The collapse last year of Silicon Valley Bank, the 16th largest in the United States, exposed very basic mistakes, not the least was a failure to hedge against the risk of surging interest rates undermining the value of its U.S. government bond holdings. There followed a deposit run of hitherto unimaginable speed at SVB and other regional banks.
This, together with the forced sale in Europe of failing Credit Suisse Group AG to rival UBS Group AG, prompted Agustín Carstens, head of the Bank for International Settlements, to declare that “business models were poor, risk management procedures woefully inadequate and governance lacking.”
Then there have been repeated episodes of turbulence in the US$26-trillion U.S. Treasury market, the world’s ultimate financial haven. The most extreme case was the March 2020 dash for cash as the spread of COVID-19 gathered pace. Volatility has been exacerbated by the reduction in the big banks’ market-making capability, ironically, a result of the regulatory response to the financial crisis.

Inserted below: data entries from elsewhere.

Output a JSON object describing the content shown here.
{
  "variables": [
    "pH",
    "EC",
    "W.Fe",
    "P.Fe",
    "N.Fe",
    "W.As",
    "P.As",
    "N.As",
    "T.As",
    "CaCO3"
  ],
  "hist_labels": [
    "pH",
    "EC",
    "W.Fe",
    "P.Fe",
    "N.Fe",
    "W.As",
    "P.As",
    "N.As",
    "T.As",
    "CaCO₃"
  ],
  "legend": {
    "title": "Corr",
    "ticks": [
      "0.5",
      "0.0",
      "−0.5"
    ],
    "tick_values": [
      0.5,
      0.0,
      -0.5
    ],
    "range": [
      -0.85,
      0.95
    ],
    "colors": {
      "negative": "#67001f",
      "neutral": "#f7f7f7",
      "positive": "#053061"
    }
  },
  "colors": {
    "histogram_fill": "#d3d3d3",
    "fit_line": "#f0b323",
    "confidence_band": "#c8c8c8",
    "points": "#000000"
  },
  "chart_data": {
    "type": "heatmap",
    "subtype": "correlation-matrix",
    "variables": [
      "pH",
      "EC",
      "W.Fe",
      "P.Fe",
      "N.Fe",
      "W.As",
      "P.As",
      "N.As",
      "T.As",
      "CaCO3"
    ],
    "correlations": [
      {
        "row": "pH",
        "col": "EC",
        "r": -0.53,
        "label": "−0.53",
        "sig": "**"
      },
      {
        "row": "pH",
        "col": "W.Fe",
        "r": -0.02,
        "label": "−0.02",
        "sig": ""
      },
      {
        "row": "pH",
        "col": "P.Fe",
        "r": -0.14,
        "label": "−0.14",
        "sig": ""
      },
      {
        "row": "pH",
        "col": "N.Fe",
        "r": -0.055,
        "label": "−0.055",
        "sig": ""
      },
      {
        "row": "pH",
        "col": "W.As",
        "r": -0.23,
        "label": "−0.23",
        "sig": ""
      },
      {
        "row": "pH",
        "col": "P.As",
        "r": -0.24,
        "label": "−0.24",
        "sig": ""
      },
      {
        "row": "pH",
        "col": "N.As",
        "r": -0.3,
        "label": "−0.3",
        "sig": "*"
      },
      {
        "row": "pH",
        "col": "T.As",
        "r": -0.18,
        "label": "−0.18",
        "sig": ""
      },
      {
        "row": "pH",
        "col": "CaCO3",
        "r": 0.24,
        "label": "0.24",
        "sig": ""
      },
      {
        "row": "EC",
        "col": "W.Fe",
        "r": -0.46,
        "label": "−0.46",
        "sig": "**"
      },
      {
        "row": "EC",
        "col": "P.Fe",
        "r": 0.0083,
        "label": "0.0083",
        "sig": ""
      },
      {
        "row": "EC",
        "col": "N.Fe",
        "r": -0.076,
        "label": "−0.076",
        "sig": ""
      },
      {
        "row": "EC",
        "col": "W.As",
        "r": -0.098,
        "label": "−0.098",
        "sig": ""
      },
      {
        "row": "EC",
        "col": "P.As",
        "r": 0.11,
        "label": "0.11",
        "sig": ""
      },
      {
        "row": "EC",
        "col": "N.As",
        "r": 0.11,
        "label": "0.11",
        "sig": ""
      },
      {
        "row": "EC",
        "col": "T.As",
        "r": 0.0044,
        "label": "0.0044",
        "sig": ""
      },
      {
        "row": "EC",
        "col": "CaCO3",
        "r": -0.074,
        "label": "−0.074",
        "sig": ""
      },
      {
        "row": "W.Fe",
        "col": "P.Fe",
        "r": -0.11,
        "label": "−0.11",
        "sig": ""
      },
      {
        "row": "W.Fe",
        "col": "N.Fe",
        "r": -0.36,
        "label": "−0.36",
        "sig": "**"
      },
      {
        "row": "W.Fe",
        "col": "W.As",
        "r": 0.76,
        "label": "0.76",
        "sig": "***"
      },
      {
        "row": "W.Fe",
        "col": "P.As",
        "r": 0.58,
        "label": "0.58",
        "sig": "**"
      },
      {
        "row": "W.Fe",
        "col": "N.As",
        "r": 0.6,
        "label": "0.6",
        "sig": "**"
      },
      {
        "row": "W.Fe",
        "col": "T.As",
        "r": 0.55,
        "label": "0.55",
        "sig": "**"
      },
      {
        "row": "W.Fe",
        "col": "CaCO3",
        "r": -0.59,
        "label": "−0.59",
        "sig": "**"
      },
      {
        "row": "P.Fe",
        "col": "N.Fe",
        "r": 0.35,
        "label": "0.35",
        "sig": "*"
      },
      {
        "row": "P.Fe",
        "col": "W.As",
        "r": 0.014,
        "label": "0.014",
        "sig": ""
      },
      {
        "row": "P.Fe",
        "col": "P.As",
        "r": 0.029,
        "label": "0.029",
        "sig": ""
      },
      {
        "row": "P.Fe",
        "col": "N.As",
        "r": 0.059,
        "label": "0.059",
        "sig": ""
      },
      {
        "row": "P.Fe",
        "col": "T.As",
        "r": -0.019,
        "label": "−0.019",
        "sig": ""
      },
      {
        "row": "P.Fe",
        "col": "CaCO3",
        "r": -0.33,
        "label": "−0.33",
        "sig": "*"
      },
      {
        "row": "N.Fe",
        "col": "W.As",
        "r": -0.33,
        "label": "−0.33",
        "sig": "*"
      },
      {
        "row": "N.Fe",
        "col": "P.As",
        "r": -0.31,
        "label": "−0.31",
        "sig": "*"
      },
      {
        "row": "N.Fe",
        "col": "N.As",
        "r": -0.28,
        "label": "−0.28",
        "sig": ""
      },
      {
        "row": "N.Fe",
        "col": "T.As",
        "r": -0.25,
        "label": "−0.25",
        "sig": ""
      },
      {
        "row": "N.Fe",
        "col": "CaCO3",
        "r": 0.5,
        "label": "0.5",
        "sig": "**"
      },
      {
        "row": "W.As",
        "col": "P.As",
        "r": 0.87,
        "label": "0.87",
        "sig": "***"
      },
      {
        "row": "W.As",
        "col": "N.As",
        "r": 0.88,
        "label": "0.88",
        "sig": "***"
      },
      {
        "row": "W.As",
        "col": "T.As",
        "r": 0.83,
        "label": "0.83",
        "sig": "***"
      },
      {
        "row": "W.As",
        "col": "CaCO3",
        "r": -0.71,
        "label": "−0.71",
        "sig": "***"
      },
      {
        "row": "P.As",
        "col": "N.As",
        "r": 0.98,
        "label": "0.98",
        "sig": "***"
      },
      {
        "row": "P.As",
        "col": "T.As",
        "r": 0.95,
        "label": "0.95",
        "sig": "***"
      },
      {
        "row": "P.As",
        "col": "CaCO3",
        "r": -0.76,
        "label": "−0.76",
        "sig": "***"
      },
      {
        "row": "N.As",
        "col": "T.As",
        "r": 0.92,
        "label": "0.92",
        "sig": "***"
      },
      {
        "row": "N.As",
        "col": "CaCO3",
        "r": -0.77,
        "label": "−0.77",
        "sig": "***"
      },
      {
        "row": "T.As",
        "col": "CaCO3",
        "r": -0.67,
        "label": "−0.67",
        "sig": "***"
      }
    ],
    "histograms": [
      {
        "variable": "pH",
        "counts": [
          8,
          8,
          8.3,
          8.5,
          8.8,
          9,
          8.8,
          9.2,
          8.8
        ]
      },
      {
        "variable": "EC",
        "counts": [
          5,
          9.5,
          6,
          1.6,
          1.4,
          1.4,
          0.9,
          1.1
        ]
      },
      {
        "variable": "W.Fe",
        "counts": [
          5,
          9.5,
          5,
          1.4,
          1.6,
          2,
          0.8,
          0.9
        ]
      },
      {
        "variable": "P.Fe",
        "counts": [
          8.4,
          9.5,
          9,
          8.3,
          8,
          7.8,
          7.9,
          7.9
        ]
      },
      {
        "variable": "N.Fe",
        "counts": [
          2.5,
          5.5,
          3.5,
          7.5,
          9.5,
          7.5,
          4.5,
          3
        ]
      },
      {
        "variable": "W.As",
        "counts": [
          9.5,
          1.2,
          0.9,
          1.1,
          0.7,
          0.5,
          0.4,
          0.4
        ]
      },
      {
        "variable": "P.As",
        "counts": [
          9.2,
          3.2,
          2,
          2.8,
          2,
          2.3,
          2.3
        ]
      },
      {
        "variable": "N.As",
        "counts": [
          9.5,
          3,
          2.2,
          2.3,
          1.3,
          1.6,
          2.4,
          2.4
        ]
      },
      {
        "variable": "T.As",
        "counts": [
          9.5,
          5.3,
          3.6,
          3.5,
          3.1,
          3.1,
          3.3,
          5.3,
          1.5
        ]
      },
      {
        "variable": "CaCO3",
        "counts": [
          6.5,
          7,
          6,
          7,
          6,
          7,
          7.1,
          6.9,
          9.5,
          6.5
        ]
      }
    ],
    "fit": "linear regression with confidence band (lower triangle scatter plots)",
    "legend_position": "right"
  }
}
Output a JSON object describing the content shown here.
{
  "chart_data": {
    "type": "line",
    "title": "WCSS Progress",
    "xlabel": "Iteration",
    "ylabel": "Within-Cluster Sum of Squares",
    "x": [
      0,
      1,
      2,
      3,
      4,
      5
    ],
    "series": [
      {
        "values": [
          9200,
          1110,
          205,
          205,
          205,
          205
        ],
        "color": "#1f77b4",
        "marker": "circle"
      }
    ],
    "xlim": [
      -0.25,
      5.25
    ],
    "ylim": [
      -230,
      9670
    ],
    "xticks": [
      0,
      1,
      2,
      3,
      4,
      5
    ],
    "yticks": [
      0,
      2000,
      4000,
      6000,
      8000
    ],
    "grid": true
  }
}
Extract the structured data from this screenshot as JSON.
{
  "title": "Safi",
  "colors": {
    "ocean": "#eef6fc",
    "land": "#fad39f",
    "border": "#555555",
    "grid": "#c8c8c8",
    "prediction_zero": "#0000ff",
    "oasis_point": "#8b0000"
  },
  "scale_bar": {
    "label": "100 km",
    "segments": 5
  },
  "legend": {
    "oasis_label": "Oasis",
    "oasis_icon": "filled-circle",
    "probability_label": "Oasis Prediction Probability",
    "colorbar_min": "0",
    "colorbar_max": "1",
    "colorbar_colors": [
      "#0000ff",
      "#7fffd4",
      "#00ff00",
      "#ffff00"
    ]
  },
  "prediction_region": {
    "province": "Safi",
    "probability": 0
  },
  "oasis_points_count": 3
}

In a market that provides vital support for the collateral and hedging operations of global investors, there are fears that risky hedge fund trading strategies involving large borrowings pose a constant destabilizing threat. In the meantime, the United Kingdom government bond market went into meltdown in 2022, as pension funds’ liability-driven investment strategies struggled to cope with a sudden rise in yields.